Madrid, 1985
Cuando visito un museo siempre se producen una o varias llamadas de atención. Éstas se traducen, para mí, en esa persona retratada que, sin tapujos, me mira de frente, me llama, me cuestiona y me traslada a su mundo, invitándome a formar parte de él. Es en ese momento cuando surge una conexión difícil de explicar, pero que existe y te traspasa con una veracidad que a veces cuesta distinguir de la realidad; veracidad que te hace cuestionar la fugacidad del tiempo e, incluso, el momento que estás viviendo.
Siempre se produce una interacción doble, ya que no sólo se dialoga con el retratado, sino también, y al mismo tiempo, con el artista. Esto es precisamente lo que yo busco en mi obra, que se cree una reflexión entre el observador y el retratado, que involucre a uno con el otro utilizando la mirada como actor principal.
Existe un denominador común en lo que se refiere a la percepción como conocimiento de las respuestas sensoriales a los estímulos que las excitan, cuando se produce una implicación del sujeto que provoca el estímulo y el sujeto que lo recibe: es ese un momento sincero y enigmático de confidencialidad, de reflexión, en el que se cruzan esas miradas que observan, ponen en cuestión y analizan. Es como si los retratados, al mirarnos, no quisieran esconder nada y se creara una atmósfera en la que lo importante está ahí, justo en ese momento y puede que no se vuelva a repetir.
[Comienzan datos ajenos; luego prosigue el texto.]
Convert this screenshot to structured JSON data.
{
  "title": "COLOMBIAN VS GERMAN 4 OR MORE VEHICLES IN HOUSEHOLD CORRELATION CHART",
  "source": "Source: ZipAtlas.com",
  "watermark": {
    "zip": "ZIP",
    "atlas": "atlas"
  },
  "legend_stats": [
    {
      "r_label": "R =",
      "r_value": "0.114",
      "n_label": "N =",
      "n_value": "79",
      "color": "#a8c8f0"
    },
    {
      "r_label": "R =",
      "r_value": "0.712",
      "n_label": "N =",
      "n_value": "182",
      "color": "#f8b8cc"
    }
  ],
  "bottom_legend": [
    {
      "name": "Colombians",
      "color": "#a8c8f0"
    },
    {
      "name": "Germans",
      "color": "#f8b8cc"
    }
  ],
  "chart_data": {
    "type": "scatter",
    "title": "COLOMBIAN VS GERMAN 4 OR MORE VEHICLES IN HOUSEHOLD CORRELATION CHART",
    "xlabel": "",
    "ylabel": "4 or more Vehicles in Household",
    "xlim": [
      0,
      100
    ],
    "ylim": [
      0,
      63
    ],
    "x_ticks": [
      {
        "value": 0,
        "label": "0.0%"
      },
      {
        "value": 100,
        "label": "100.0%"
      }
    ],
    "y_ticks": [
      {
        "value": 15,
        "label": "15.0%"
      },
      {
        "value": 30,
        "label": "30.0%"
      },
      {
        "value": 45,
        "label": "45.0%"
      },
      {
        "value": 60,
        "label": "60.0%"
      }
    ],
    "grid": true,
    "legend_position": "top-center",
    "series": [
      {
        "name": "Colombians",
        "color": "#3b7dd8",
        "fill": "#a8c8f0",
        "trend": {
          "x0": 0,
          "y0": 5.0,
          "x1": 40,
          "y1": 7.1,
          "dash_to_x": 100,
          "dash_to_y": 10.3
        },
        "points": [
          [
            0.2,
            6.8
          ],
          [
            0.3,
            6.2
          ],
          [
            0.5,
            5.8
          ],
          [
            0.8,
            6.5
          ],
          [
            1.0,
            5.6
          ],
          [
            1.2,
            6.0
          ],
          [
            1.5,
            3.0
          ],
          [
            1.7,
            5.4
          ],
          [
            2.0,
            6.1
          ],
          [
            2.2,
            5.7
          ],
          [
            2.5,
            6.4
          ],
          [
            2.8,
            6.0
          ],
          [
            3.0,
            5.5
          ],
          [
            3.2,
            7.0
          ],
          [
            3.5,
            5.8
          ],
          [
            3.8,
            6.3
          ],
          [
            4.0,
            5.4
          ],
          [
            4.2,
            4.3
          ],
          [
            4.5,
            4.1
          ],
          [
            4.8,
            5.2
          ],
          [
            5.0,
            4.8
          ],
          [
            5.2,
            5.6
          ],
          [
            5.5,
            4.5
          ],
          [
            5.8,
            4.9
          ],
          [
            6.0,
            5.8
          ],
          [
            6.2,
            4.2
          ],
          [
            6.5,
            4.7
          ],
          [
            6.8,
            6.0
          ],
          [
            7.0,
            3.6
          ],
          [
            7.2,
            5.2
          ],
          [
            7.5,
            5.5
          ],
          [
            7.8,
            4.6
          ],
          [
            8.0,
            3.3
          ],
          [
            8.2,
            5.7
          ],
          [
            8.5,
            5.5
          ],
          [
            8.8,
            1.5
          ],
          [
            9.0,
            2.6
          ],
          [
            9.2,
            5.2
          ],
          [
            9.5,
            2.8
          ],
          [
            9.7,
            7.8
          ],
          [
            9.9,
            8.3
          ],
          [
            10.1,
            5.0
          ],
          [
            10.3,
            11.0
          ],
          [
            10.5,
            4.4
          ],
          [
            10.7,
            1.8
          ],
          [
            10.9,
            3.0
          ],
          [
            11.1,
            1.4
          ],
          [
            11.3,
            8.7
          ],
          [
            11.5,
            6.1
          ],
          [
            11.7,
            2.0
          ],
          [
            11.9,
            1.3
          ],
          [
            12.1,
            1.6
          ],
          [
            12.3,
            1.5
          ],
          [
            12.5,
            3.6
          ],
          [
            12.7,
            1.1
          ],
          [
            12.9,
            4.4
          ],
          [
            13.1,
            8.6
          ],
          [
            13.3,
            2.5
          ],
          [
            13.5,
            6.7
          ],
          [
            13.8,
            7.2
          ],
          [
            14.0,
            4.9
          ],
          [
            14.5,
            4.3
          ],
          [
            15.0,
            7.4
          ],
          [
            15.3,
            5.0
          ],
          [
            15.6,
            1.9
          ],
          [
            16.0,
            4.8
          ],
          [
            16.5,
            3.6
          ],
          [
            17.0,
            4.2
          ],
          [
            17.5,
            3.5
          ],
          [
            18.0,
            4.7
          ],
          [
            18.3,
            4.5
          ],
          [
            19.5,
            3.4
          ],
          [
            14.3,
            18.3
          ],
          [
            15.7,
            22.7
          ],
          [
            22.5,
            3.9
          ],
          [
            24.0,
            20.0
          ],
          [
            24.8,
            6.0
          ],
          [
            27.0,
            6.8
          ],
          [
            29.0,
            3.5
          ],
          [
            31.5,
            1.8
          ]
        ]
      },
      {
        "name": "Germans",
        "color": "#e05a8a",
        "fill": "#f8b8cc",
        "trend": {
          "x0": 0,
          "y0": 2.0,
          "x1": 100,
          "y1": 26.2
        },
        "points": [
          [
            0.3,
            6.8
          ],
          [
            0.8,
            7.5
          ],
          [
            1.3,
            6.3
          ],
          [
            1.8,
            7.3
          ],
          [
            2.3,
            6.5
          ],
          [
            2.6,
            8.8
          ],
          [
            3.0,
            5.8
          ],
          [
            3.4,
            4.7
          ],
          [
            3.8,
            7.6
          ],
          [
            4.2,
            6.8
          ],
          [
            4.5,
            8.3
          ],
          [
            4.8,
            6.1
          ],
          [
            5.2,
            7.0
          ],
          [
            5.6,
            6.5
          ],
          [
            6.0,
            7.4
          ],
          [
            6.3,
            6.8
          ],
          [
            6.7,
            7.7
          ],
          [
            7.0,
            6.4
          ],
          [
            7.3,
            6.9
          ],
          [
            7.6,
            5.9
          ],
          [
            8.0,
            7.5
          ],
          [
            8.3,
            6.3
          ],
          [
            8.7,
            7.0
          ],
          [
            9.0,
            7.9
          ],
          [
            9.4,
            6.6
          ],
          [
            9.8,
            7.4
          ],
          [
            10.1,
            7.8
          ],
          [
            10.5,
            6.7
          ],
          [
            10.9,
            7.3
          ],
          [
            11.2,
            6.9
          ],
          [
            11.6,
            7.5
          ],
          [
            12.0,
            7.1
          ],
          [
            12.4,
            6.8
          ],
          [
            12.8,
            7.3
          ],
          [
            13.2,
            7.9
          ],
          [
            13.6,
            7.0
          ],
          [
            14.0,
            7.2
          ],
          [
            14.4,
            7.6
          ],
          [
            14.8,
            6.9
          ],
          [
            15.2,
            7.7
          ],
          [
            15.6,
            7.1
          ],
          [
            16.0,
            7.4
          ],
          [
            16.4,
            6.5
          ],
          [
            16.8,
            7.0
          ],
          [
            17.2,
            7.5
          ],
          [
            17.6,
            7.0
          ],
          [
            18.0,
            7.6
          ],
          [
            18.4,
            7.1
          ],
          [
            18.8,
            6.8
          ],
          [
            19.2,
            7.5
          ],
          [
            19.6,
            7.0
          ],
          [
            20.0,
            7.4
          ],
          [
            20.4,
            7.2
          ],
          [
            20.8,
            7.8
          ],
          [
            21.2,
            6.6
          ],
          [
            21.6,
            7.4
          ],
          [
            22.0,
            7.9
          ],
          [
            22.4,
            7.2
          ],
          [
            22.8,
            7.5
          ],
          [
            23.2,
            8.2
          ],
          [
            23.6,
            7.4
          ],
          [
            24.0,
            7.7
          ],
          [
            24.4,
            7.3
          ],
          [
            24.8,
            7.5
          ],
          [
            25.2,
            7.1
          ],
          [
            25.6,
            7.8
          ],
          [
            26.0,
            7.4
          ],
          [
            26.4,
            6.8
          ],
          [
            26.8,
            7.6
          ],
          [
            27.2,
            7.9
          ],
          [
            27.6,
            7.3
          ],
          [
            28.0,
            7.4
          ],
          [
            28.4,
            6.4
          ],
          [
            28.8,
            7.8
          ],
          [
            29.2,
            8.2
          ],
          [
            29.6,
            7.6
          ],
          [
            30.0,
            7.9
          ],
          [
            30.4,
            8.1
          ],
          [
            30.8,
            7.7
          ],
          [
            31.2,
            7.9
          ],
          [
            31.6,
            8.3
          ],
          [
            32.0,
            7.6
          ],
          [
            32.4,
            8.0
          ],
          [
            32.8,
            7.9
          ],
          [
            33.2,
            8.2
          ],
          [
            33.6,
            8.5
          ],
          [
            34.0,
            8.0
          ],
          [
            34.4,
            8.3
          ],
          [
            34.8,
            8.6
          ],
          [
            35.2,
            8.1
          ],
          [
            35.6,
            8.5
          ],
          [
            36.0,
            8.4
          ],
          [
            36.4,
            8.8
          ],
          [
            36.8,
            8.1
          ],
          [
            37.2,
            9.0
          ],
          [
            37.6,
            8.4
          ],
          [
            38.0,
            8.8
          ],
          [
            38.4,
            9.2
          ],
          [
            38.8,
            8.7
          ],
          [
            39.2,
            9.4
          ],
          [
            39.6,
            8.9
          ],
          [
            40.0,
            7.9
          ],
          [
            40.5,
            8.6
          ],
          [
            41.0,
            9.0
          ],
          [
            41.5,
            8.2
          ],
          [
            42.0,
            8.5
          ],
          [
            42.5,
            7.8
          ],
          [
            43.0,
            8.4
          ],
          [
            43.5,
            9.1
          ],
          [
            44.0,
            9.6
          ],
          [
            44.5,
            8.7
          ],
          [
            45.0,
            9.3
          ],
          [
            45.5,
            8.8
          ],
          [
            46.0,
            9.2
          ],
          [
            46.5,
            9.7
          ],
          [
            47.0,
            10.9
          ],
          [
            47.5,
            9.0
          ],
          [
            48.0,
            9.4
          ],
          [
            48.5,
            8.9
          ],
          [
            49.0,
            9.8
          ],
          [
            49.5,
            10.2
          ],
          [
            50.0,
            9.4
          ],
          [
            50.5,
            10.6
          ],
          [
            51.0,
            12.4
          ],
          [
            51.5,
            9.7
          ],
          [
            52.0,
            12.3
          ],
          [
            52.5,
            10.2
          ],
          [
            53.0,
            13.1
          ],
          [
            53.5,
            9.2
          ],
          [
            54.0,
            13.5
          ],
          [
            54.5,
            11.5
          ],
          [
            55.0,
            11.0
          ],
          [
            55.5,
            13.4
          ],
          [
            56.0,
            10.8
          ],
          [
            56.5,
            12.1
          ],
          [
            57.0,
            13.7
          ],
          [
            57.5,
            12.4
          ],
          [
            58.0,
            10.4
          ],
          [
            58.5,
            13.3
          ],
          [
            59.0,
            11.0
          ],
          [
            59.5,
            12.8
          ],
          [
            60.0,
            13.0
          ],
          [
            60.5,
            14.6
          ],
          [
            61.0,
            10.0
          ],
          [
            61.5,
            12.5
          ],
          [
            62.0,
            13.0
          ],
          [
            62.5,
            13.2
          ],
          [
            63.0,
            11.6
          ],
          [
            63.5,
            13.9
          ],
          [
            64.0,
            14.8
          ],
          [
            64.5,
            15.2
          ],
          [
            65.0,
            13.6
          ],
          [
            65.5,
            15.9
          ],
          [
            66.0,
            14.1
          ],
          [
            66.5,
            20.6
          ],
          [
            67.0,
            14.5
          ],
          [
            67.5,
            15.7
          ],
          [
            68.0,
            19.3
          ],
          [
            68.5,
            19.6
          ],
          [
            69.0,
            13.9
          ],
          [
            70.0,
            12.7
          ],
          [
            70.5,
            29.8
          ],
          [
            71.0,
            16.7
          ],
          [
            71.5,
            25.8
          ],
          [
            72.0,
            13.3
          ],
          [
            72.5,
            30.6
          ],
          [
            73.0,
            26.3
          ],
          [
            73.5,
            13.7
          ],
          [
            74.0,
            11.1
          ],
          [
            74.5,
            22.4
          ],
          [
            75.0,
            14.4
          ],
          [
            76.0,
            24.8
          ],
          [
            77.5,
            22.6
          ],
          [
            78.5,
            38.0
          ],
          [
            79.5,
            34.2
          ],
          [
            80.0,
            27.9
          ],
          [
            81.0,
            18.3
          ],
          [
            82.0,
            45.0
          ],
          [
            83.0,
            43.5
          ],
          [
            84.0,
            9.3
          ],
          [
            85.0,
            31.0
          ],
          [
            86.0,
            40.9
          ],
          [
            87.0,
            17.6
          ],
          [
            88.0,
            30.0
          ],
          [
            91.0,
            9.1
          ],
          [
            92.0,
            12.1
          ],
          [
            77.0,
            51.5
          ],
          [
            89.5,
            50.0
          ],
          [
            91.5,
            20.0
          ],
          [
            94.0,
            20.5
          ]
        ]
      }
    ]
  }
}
Yo quiero transmitir precisamente ese instante en el que se produce el vínculo mágico. Quiero que en mis cuadros aparezca una mujer limpiando, un hombre en un salón, una mujer desnuda sentada u otra vendiendo en su puesto ambulante... y que todos estos personajes nos hagan pensar ¿qué pasa?, ¿qué me preguntan?, ¿qué quieren decirme?, ¿en qué momento y en qué lugar estén atrapados?, y que en su mirada perdure la nuestra.